You can drift align from almost anywhere on our planet that's not near the poles. The two alignment points are on the celestial equator near the meridian and 20 - 30 degrees above the E orW horizon. This is easy to do with your imaging camera and requires no additional software.
1. Level the tripod before attaching the mount. This disconnects the adjustments from each other.
2. Polar align your mount using a compass and the mount's altitude scale.
3. Point your scope to the first alignment point. Set tracking to sidereal, slew rate to 1x sidereal, disable guiding.

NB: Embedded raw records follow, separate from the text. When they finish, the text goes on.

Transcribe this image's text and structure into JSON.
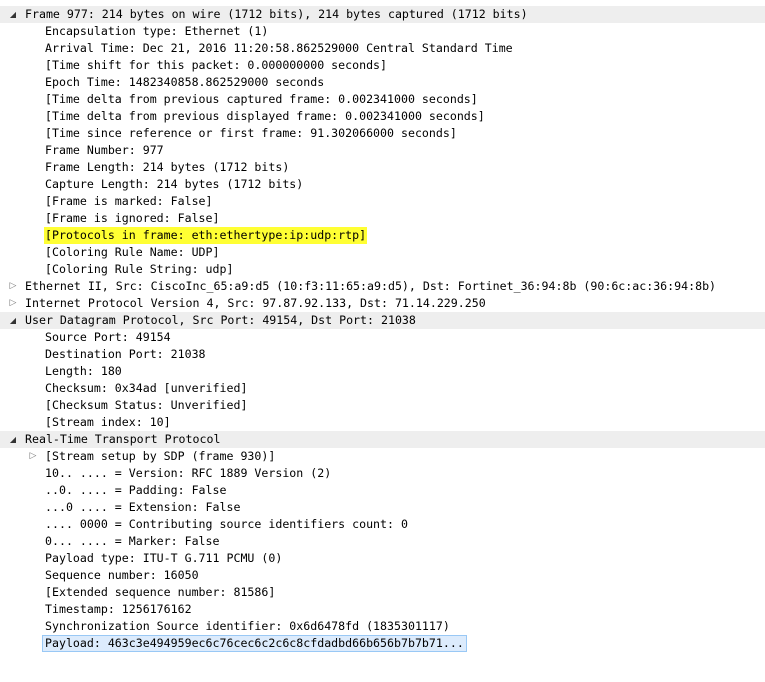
{
  "colors": {
    "highlight": "#ffff33",
    "selection": "#dcebfc",
    "section_bg": "#eeeeee"
  },
  "rows": [
    {
      "text": "Frame 977: 214 bytes on wire (1712 bits), 214 bytes captured (1712 bits)",
      "level": 0,
      "toggle": "expanded",
      "section": true
    },
    {
      "text": "Encapsulation type: Ethernet (1)",
      "level": 1
    },
    {
      "text": "Arrival Time: Dec 21, 2016 11:20:58.862529000 Central Standard Time",
      "level": 1
    },
    {
      "text": "[Time shift for this packet: 0.000000000 seconds]",
      "level": 1
    },
    {
      "text": "Epoch Time: 1482340858.862529000 seconds",
      "level": 1
    },
    {
      "text": "[Time delta from previous captured frame: 0.002341000 seconds]",
      "level": 1
    },
    {
      "text": "[Time delta from previous displayed frame: 0.002341000 seconds]",
      "level": 1
    },
    {
      "text": "[Time since reference or first frame: 91.302066000 seconds]",
      "level": 1
    },
    {
      "text": "Frame Number: 977",
      "level": 1
    },
    {
      "text": "Frame Length: 214 bytes (1712 bits)",
      "level": 1
    },
    {
      "text": "Capture Length: 214 bytes (1712 bits)",
      "level": 1
    },
    {
      "text": "[Frame is marked: False]",
      "level": 1
    },
    {
      "text": "[Frame is ignored: False]",
      "level": 1
    },
    {
      "text": "[Protocols in frame: eth:ethertype:ip:udp:rtp]",
      "level": 1,
      "highlight": true
    },
    {
      "text": "[Coloring Rule Name: UDP]",
      "level": 1
    },
    {
      "text": "[Coloring Rule String: udp]",
      "level": 1
    },
    {
      "text": "Ethernet II, Src: CiscoInc_65:a9:d5 (10:f3:11:65:a9:d5), Dst: Fortinet_36:94:8b (90:6c:ac:36:94:8b)",
      "level": 0,
      "toggle": "collapsed"
    },
    {
      "text": "Internet Protocol Version 4, Src: 97.87.92.133, Dst: 71.14.229.250",
      "level": 0,
      "toggle": "collapsed"
    },
    {
      "text": "User Datagram Protocol, Src Port: 49154, Dst Port: 21038",
      "level": 0,
      "toggle": "expanded",
      "section": true
    },
    {
      "text": "Source Port: 49154",
      "level": 1
    },
    {
      "text": "Destination Port: 21038",
      "level": 1
    },
    {
      "text": "Length: 180",
      "level": 1
    },
    {
      "text": "Checksum: 0x34ad [unverified]",
      "level": 1
    },
    {
      "text": "[Checksum Status: Unverified]",
      "level": 1
    },
    {
      "text": "[Stream index: 10]",
      "level": 1
    },
    {
      "text": "Real-Time Transport Protocol",
      "level": 0,
      "toggle": "expanded",
      "section": true
    },
    {
      "text": "[Stream setup by SDP (frame 930)]",
      "level": 1,
      "toggle": "collapsed"
    },
    {
      "text": "10.. .... = Version: RFC 1889 Version (2)",
      "level": 1
    },
    {
      "text": "..0. .... = Padding: False",
      "level": 1
    },
    {
      "text": "...0 .... = Extension: False",
      "level": 1
    },
    {
      "text": ".... 0000 = Contributing source identifiers count: 0",
      "level": 1
    },
    {
      "text": "0... .... = Marker: False",
      "level": 1
    },
    {
      "text": "Payload type: ITU-T G.711 PCMU (0)",
      "level": 1
    },
    {
      "text": "Sequence number: 16050",
      "level": 1
    },
    {
      "text": "[Extended sequence number: 81586]",
      "level": 1
    },
    {
      "text": "Timestamp: 1256176162",
      "level": 1
    },
    {
      "text": "Synchronization Source identifier: 0x6d6478fd (1835301117)",
      "level": 1
    },
    {
      "text": "Payload: 463c3e494959ec6c76cec6c2c6c8cfdadbd66b656b7b7b71...",
      "level": 1,
      "selected": true
    }
  ]
}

4. Start a 70 second exposure. Let the mount track for 5 seconds then slew E for 30 seconds, then slew W for 35 seconds.
5. Examine your image. You should see stars (5 sec tracked) with a "V" shaped tail that ends just past the star.
6. Adjust the azimuth of the mount to make the V collapse into a line that passes through the center of the star.
Repeat steps 4-6 until you have the mount aligned. Until you learn which way to move the mount, the first adjustment should be two full turns of the adjustment screw. This will make it easy to determine which way to move the mount to align it. Once done, point the scope to the second alignment point and repeat the process to adjust the altitude. If, while adjusting the mount, the V moves to the opposite side of the star, you moved it too far.
If the tripod wasn't perfectly leveled, there will be some interaction between the adjustments. Repeating the alignment process will improve the alignment. The test can be made more sensitive by using a 130 second exposure and 60, 65 second slews. Few mounts in the under $10k price class have adjustments fine enough to support the more sensitive test.